I change quickly while he waits outside. When I step onto the ice, the new blades attached to my boots, something clicks into place. The familiar balance point, my body recognizing the tools it once mastered.
“How do they feel?” Chase asks, staying close as I take experimental strokes.
“Heavy,” I admit. The skates that used to feel like extensions of my feet now feel clunky, foreign. “Like I’m wearing someone else’s shoes.”
We move slowly around the rink. My ankles wobble with each push, muscles that once held me steady now uncertain and weak. I grip the boards twice in the first lap, embarrassed but grateful Chase doesn’t comment.
“Take your time,” he says when I pause to catch my breath. “There’s no rush.”
After what feels like forever, I manage a few strokes without touching the wall. My form is terrible—arms flailing slightly for balance, shoulders too tense—but I’m moving.
“You want to try gliding?” Chase suggests. “Just push off and let yourself coast.”
The thought terrifies me. Gliding means giving up control, trusting my body to stay upright without constant correction. But I nod anyway.
I push off gently and immediately panic as my speed picks up. My chest tightens, breath coming short. I reach for the wall, but Chase’s voice cuts through the fear.
“You’ve got it. Just breathe.”
I manage maybe ten feet before I grab the boards, heart hammering. “Sorry, I—”
“Hey.” His voice is gentle. “That was good. Really good.”
We spend more time just working on basic stroking, but gradually something familiar starts to stir. The skates begin to feel less foreign, my movements finding tiny glimpses of their old rhythm.
“I want to try something,” I say suddenly, surprising myself.
“What?”
“Just… a waltz jump. The most basic one.” My heart pounds just thinking about it. “Something I could do in my sleep years ago.”
Chase reads my hesitation. “You sure?”
“It’s just a waltz jump,” I mutter, more to convince myself than him.
I set up for it, forward outside edge, building just enough speed. My legs feel shaky beneath me, but I commit. I lift my free leg, swing through and jump.

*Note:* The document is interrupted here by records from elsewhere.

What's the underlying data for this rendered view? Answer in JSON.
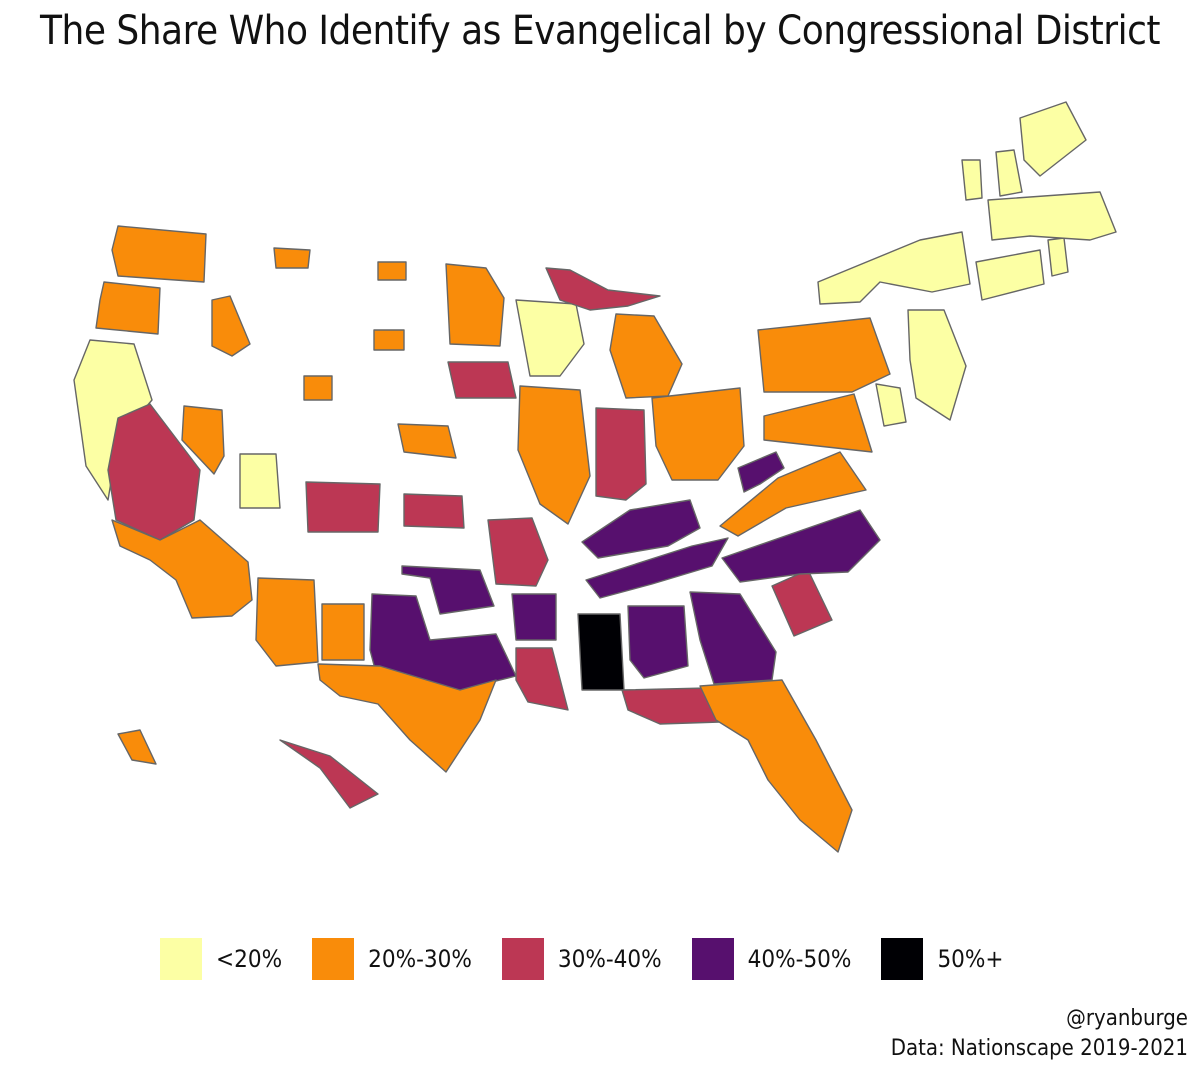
{
  "title": "The Share Who Identify as Evangelical by Congressional District",
  "legend": [
    {
      "label": "<20%",
      "color": "#FCFFA4"
    },
    {
      "label": "20%-30%",
      "color": "#F98C0A"
    },
    {
      "label": "30%-40%",
      "color": "#BC3754"
    },
    {
      "label": "40%-50%",
      "color": "#57106E"
    },
    {
      "label": "50%+",
      "color": "#000004"
    }
  ],
  "credit": {
    "handle": "@ryanburge",
    "source": "Data: Nationscape 2019-2021"
  },
  "regions": [
    {
      "name": "washington",
      "bin": 1
    },
    {
      "name": "oregon",
      "bin": 1
    },
    {
      "name": "california-north",
      "bin": 0
    },
    {
      "name": "california-central",
      "bin": 2
    },
    {
      "name": "california-south",
      "bin": 1
    },
    {
      "name": "idaho",
      "bin": 1
    },
    {
      "name": "nevada",
      "bin": 1
    },
    {
      "name": "utah",
      "bin": 0
    },
    {
      "name": "arizona",
      "bin": 1
    },
    {
      "name": "montana",
      "bin": 1
    },
    {
      "name": "wyoming",
      "bin": 1
    },
    {
      "name": "colorado",
      "bin": 2
    },
    {
      "name": "new-mexico",
      "bin": 1
    },
    {
      "name": "north-dakota",
      "bin": 1
    },
    {
      "name": "south-dakota",
      "bin": 1
    },
    {
      "name": "nebraska",
      "bin": 1
    },
    {
      "name": "kansas",
      "bin": 2
    },
    {
      "name": "oklahoma",
      "bin": 3
    },
    {
      "name": "texas-north",
      "bin": 3
    },
    {
      "name": "texas-south",
      "bin": 1
    },
    {
      "name": "minnesota",
      "bin": 1
    },
    {
      "name": "iowa",
      "bin": 2
    },
    {
      "name": "missouri",
      "bin": 2
    },
    {
      "name": "arkansas",
      "bin": 3
    },
    {
      "name": "louisiana",
      "bin": 2
    },
    {
      "name": "wisconsin",
      "bin": 0
    },
    {
      "name": "illinois",
      "bin": 1
    },
    {
      "name": "michigan-upper",
      "bin": 2
    },
    {
      "name": "michigan-lower",
      "bin": 1
    },
    {
      "name": "indiana",
      "bin": 2
    },
    {
      "name": "ohio",
      "bin": 1
    },
    {
      "name": "kentucky",
      "bin": 3
    },
    {
      "name": "tennessee",
      "bin": 3
    },
    {
      "name": "mississippi",
      "bin": 4
    },
    {
      "name": "alabama",
      "bin": 3
    },
    {
      "name": "georgia",
      "bin": 3
    },
    {
      "name": "florida-panhandle",
      "bin": 2
    },
    {
      "name": "florida-peninsula",
      "bin": 1
    },
    {
      "name": "south-carolina",
      "bin": 2
    },
    {
      "name": "north-carolina",
      "bin": 3
    },
    {
      "name": "virginia",
      "bin": 1
    },
    {
      "name": "west-virginia",
      "bin": 3
    },
    {
      "name": "pennsylvania",
      "bin": 1
    },
    {
      "name": "new-york",
      "bin": 0
    },
    {
      "name": "new-jersey",
      "bin": 0
    },
    {
      "name": "maryland",
      "bin": 1
    },
    {
      "name": "delaware",
      "bin": 0
    },
    {
      "name": "connecticut",
      "bin": 0
    },
    {
      "name": "rhode-island",
      "bin": 0
    },
    {
      "name": "massachusetts",
      "bin": 0
    },
    {
      "name": "vermont",
      "bin": 0
    },
    {
      "name": "new-hampshire",
      "bin": 0
    },
    {
      "name": "maine",
      "bin": 0
    },
    {
      "name": "alaska",
      "bin": 1
    },
    {
      "name": "hawaii",
      "bin": 2
    }
  ]
}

The takeoff is awkward, my timing off. I barely get the half rotation, and when I come down, I’m completely off balance. My arms windmill wildly as I fight to stay upright, wobbling so badly I’m sure I’ll go down. My ankle rolls dangerously, and panic flashes through me—not again, please not again.
But somehow, miraculously, I manage to stay on my feet. Just barely.
“You did it!” Chase shouts, skating toward me. “Emma, you fucking did it!”
I’m laughing, shaking, equal parts terrified and exhilarated. “I can’t believe I actually did it.”
He lifts me right off the ice, spinning us both in celebration. “That was the most beautiful thing I’ve ever seen.”
For a moment we’re both breathless, caught up in the rush of what just happened. My legs are still trembling from adrenaline, and I can’t stop the giddy laughter bubbling up from my chest. I did it. I actually did it.
When he sets me down, his expression turns serious. “I’m so proud of you, Emma.”
I look into his eyes, and something inside me shifts. All the worry about work, about what other people think—it seems trivial compared to this moment, this man who believes in me more than I believe in myself.
“I love you,” I say, the words tumbling out naturally.
“I love you too.”
I pull him down for a kiss right there on the ice, the surface that once took everything from me now the foundation for something new, something wonderful.